本活動により、経済産業省原子力安全・保安院の委託により実施されたクリープ強度の再評価に「領域分割解析法」が採用され、その評価結果に基づいて設計基準である「許容引張応力」が見直されるとともに、既設プラントの余寿命診断のための「寿命評価式」が制定され、火力発電プラント等の安全性向上に寄与しています。


若手科学者賞 : 2名

萌芽的な研究、独創的視点に立った研究等、高度な研究開発能力を示す顕著な研究業績をあげた40歳未満の若手研究者を対象に贈られる賞です。

受賞者

若手科学者賞受賞者 : 石井 智 石井 智 (いしい さとし)
国際ナノアーキテクトニクス研究拠点 主幹研究員

【業績名】

遷移金属窒化物光励起電荷の機能開拓に関する研究

貴金属ナノ構造への光照射によって光励起電荷を生成し光電変換や光熱変換を行う研究が、近年盛んに行われてきました。しかし、貴金属の希少性と変換効率の低さが課題となっていました。

氏は、従来光学材料としては使われていなかった窒化チタン等の遷移金属窒化物の高いキャリア濃度に注目して研究を進めました。遷移金属窒化物は、化学的に安定で貴金属より資源的に豊富な材料です。

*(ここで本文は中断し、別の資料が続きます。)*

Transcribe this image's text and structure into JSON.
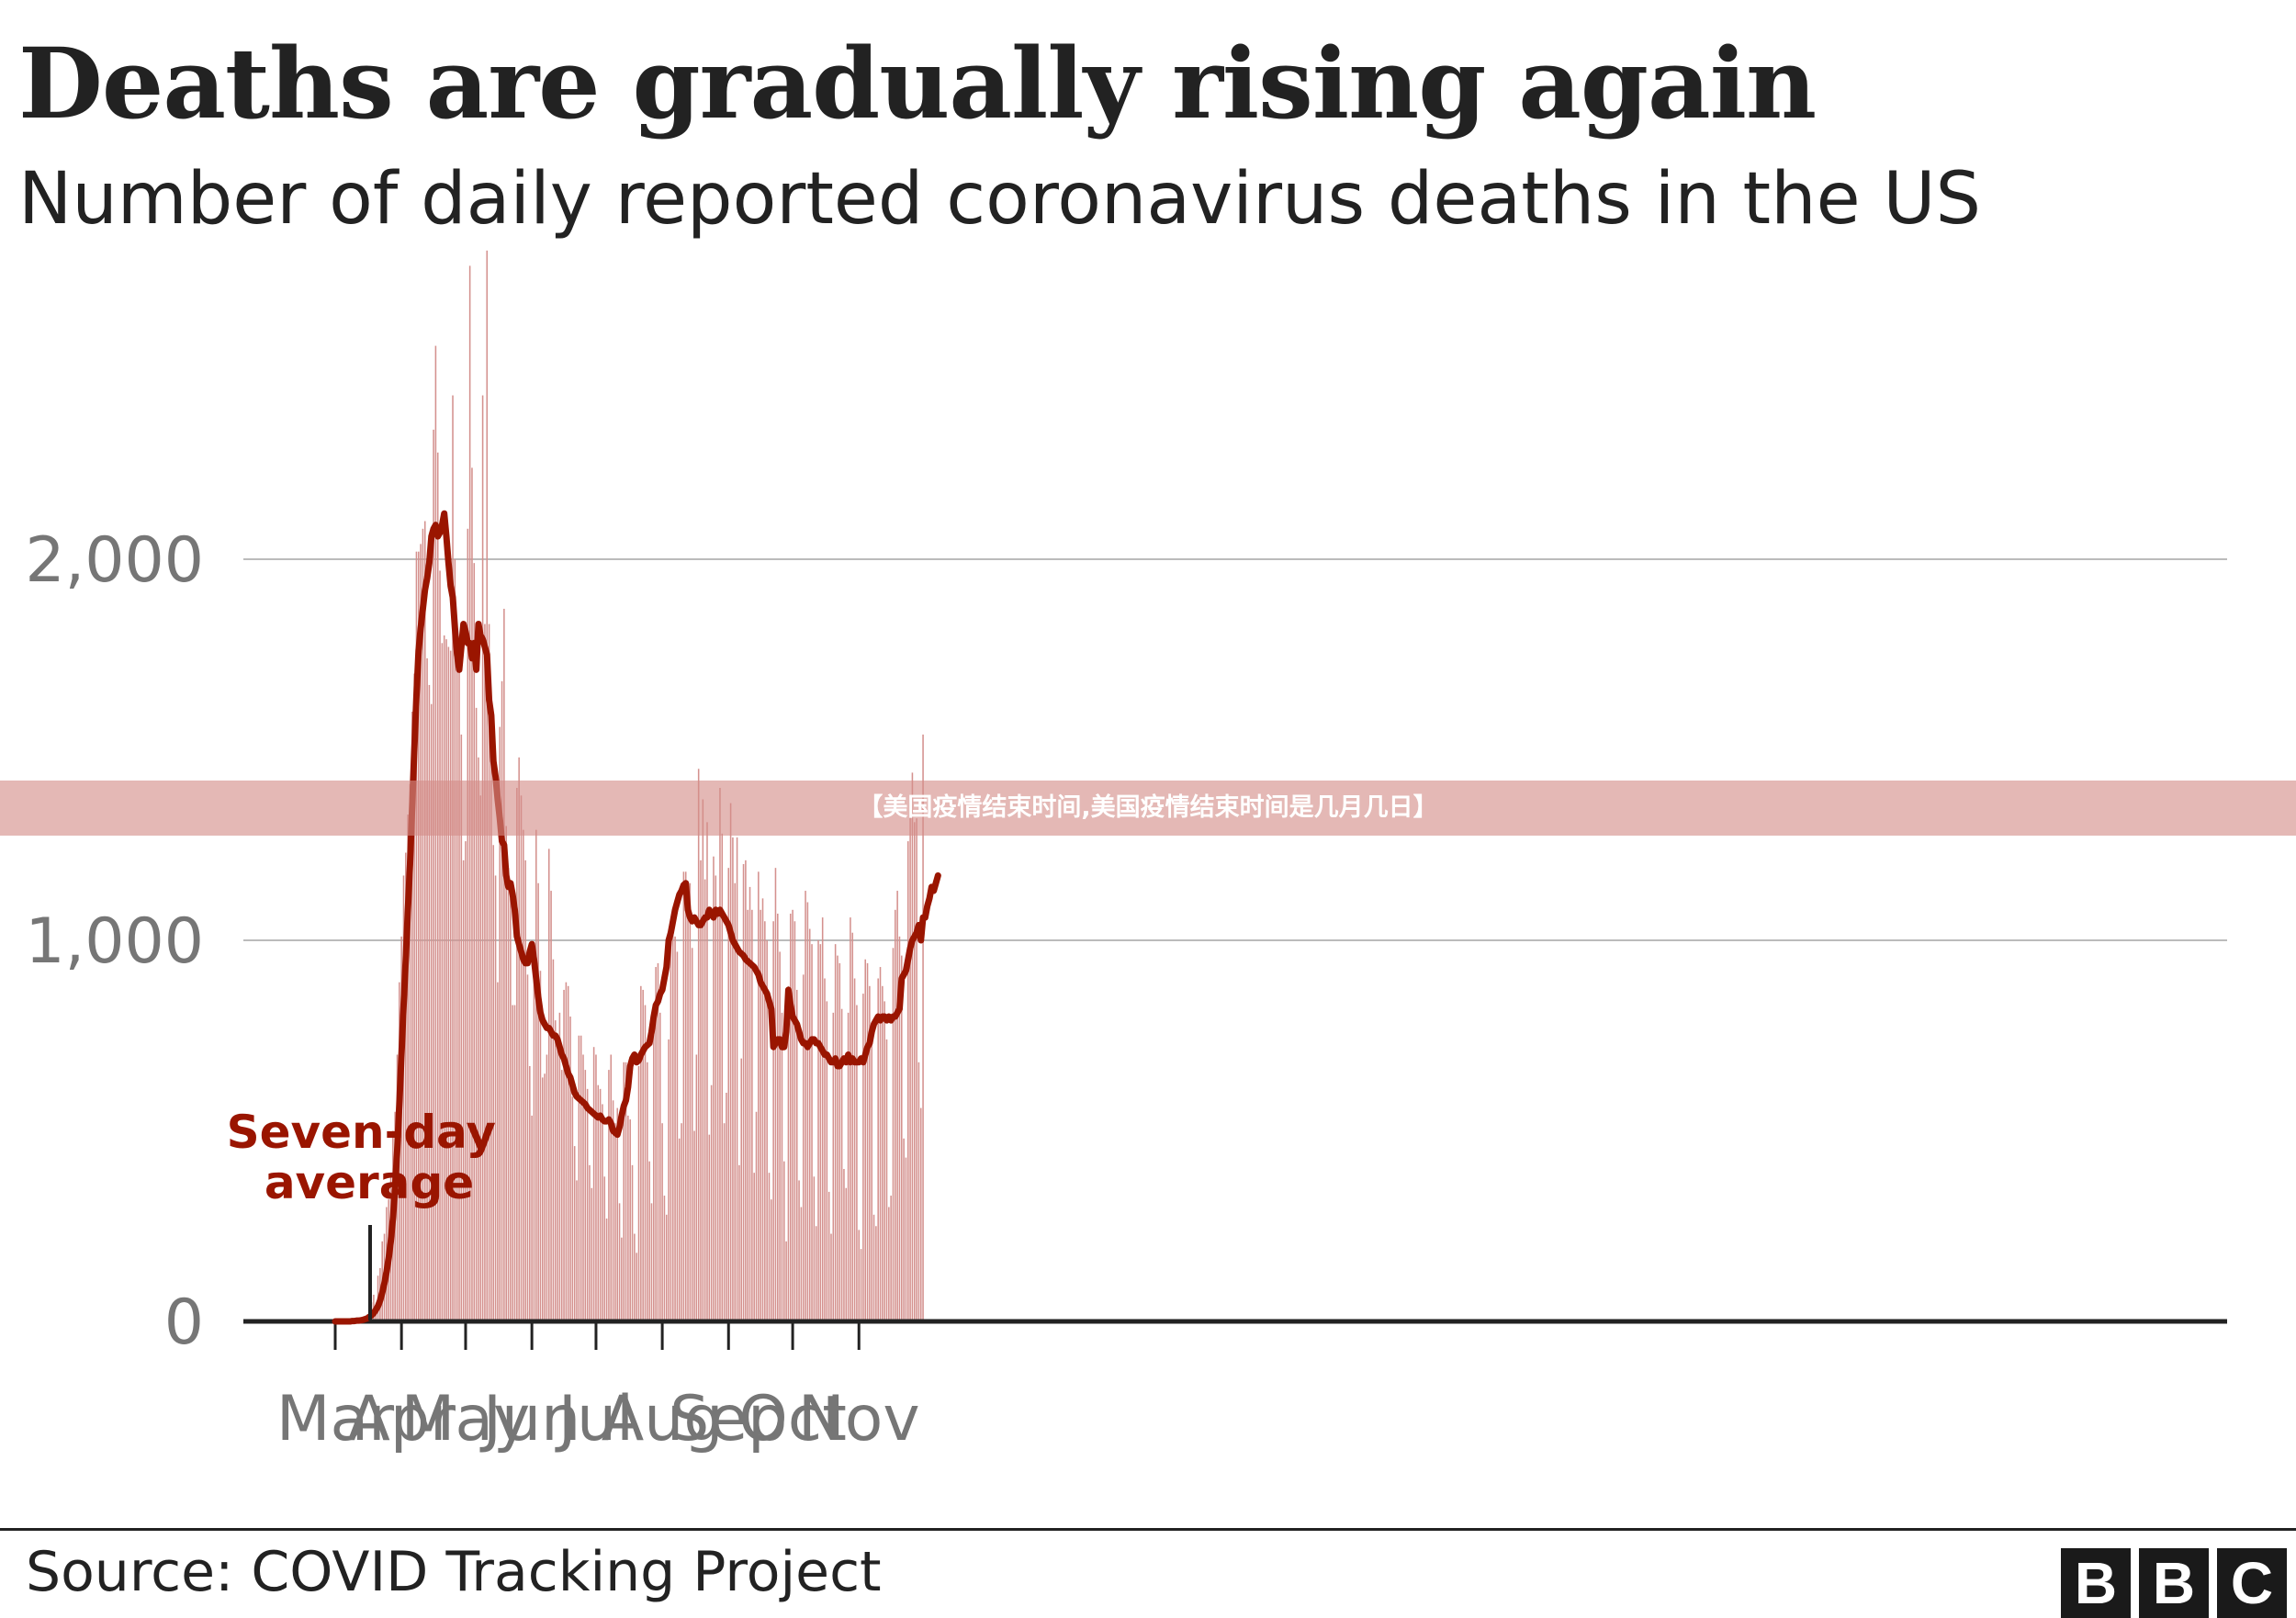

その結果、遷移金属窒化物ナノ構造は光励起電荷を生成でき、光電変換や光熱変換の効率が貴金属ナノ構造より1桁以上高いことを計算と実験から明らかにしました。更に、遷移金属窒化物ナノ構造を光触媒や太陽熱蒸留の高効率化に応用できることを実証しました。

本研究成果は、太陽光エネルギーの有効利用、ひいてはカーボンニュートラル社会の実現に貢献すると期待されます。


受賞者

若手科学者賞受賞者 : 冨中 悟史 冨中 悟史 (とみなか さとし)
国際ナノアーキテクトニクス研究拠点 主幹研究員

【業績名】

ナノマテリアルの未知構造解析に関する研究

髪の毛の太さの千分の一以下の極めて小さな素材であるナノマテリアルは、合成や機能開拓がこの20~30年間で盛んに行われましたが、その機能の本質的理解には、精密に原子配置を知る必要があるものの、構造が未知なナノマテリアルの解析は困難でした。

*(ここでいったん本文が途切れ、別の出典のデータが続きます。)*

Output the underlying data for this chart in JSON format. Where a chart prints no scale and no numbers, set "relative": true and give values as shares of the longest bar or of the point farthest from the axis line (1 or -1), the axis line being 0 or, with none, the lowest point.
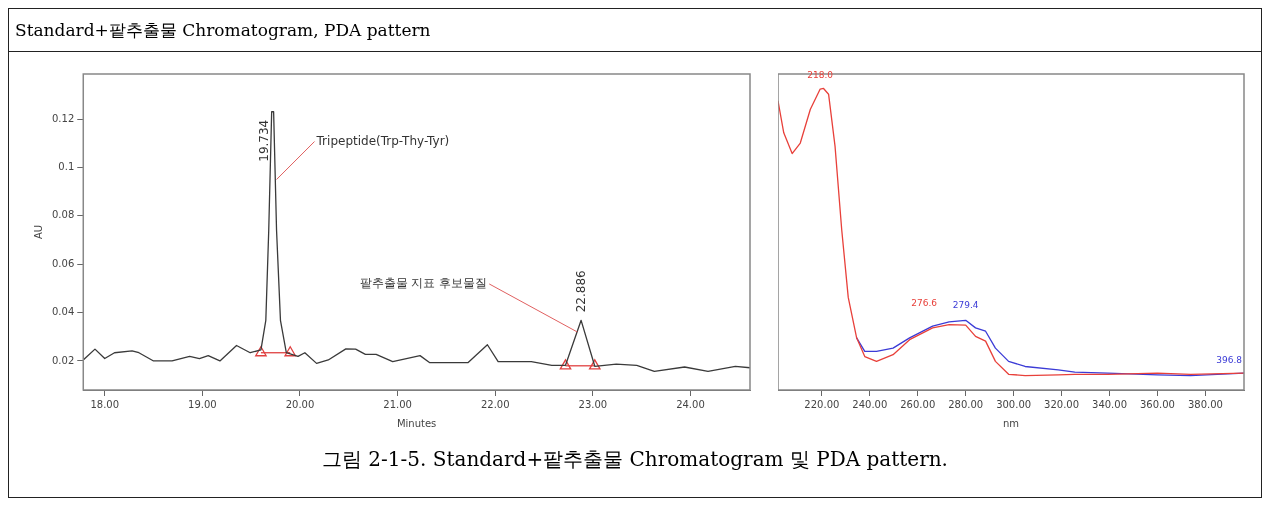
{
  "chart_data": [
    {
      "type": "line",
      "title": "Standard+팥추출물 Chromatogram, PDA pattern",
      "xlabel": "Minutes",
      "ylabel": "AU",
      "xlim": [
        17.78,
        24.61
      ],
      "ylim": [
        0.008,
        0.1386
      ],
      "xticks": [
        {
          "value": 18,
          "label": "18.00"
        },
        {
          "value": 19,
          "label": "19.00"
        },
        {
          "value": 20,
          "label": "20.00"
        },
        {
          "value": 21,
          "label": "21.00"
        },
        {
          "value": 22,
          "label": "22.00"
        },
        {
          "value": 23,
          "label": "23.00"
        },
        {
          "value": 24,
          "label": "24.00"
        }
      ],
      "yticks": [
        0.02,
        0.04,
        0.06,
        0.08,
        0.1,
        0.12
      ],
      "series": [
        {
          "color": "#3a3a3a",
          "marker": "none",
          "x": [
            17.78,
            17.9,
            18.0,
            18.1,
            18.28,
            18.35,
            18.5,
            18.69,
            18.87,
            18.97,
            19.06,
            19.18,
            19.35,
            19.49,
            19.6,
            19.65,
            19.68,
            19.71,
            19.73,
            19.76,
            19.8,
            19.86,
            19.98,
            20.05,
            20.17,
            20.29,
            20.47,
            20.57,
            20.67,
            20.78,
            20.95,
            21.23,
            21.33,
            21.72,
            21.92,
            22.03,
            22.37,
            22.58,
            22.72,
            22.88,
            23.02,
            23.24,
            23.45,
            23.63,
            23.94,
            24.18,
            24.46,
            24.61
          ],
          "values": [
            0.0204,
            0.0249,
            0.021,
            0.0234,
            0.0242,
            0.0234,
            0.02,
            0.02,
            0.0219,
            0.021,
            0.0222,
            0.02,
            0.0264,
            0.0234,
            0.0246,
            0.0368,
            0.074,
            0.123,
            0.123,
            0.074,
            0.0368,
            0.0234,
            0.0219,
            0.0234,
            0.019,
            0.0204,
            0.025,
            0.0249,
            0.0227,
            0.0227,
            0.0197,
            0.0222,
            0.0193,
            0.0193,
            0.0267,
            0.0197,
            0.0197,
            0.0182,
            0.0182,
            0.0368,
            0.0178,
            0.0187,
            0.0182,
            0.0157,
            0.0175,
            0.0157,
            0.0178,
            0.0172
          ]
        },
        {
          "type": "line",
          "color": "#e04040",
          "marker": "triangle",
          "x": [
            19.6,
            19.9
          ],
          "values": [
            0.0234,
            0.0234
          ]
        },
        {
          "type": "line",
          "color": "#e04040",
          "marker": "triangle",
          "x": [
            22.72,
            23.02
          ],
          "values": [
            0.018,
            0.018
          ]
        }
      ],
      "annotations": [
        {
          "text": "19.734",
          "x": 19.734,
          "y": 0.123
        },
        {
          "text": "Tripeptide(Trp-Thy-Tyr)",
          "x": 19.76,
          "y": 0.095
        },
        {
          "text": "22.886",
          "x": 22.886,
          "y": 0.0368
        },
        {
          "text": "팥추출물 지표 후보물질",
          "x": 22.84,
          "y": 0.032
        },
        "그림 2-1-5. Standard+팥추출물 Chromatogram 및 PDA pattern."
      ]
    },
    {
      "type": "line",
      "relative": true,
      "xlabel": "nm",
      "xlim": [
        201.7,
        396.1
      ],
      "xticks": [
        {
          "value": 220,
          "label": "220.00"
        },
        {
          "value": 240,
          "label": "240.00"
        },
        {
          "value": 260,
          "label": "260.00"
        },
        {
          "value": 280,
          "label": "280.00"
        },
        {
          "value": 300,
          "label": "300.00"
        },
        {
          "value": 320,
          "label": "320.00"
        },
        {
          "value": 340,
          "label": "340.00"
        },
        {
          "value": 360,
          "label": "360.00"
        },
        {
          "value": 380,
          "label": "380.00"
        }
      ],
      "series": [
        {
          "color": "#e8403a",
          "x": [
            201.7,
            204.1,
            207.6,
            211.0,
            215.2,
            219.3,
            220.7,
            222.8,
            225.5,
            228.3,
            231.0,
            234.5,
            237.9,
            242.8,
            249.7,
            256.6,
            266.2,
            273.1,
            280.0,
            284.1,
            288.3,
            292.4,
            297.9,
            304.8,
            318.6,
            325.5,
            339.3,
            360.0,
            373.8,
            396.1
          ],
          "values": [
            0.959,
            0.853,
            0.784,
            0.819,
            0.931,
            0.998,
            1.0,
            0.981,
            0.808,
            0.53,
            0.307,
            0.173,
            0.111,
            0.095,
            0.117,
            0.167,
            0.206,
            0.217,
            0.215,
            0.178,
            0.162,
            0.095,
            0.052,
            0.048,
            0.05,
            0.052,
            0.052,
            0.056,
            0.052,
            0.056
          ]
        },
        {
          "color": "#3b3bd6",
          "x": [
            234.5,
            237.9,
            242.8,
            249.7,
            256.6,
            266.2,
            273.1,
            280.0,
            284.1,
            288.3,
            292.4,
            297.9,
            304.8,
            318.6,
            325.5,
            339.3,
            360.0,
            373.8,
            396.1
          ],
          "values": [
            0.173,
            0.128,
            0.128,
            0.139,
            0.173,
            0.212,
            0.226,
            0.231,
            0.206,
            0.195,
            0.139,
            0.095,
            0.078,
            0.067,
            0.059,
            0.056,
            0.05,
            0.048,
            0.056
          ]
        }
      ],
      "annotations": [
        {
          "text": "218.0",
          "x": 219.3,
          "y": 1.0
        },
        {
          "text": "279.4",
          "x": 280.0,
          "y": 0.231
        },
        {
          "text": "276.6",
          "x": 276.0,
          "y": 0.217
        },
        {
          "text": "396.8",
          "x": 396.1,
          "y": 0.056
        }
      ]
    }
  ]
}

氏は、ナノマテリアルの原子配置の解析法を研究し、従来の回折法の限界に縛られない二体分布関数と独自のアルゴリズムを用いることで、原子配置が不明なナノマテリアルの構造を解き明かすことができると着眼し、燃料電池触媒やナノシート材料の原子配置を解き明かし、特異な機能の起源を理解することに成功しました。

本研究成果は、新たな触媒材料の開発などを通じて、高性能な電池や燃料電池の開発に繋がる基盤的技術となり、持続可能な低炭素社会の実現へ貢献すると期待されます。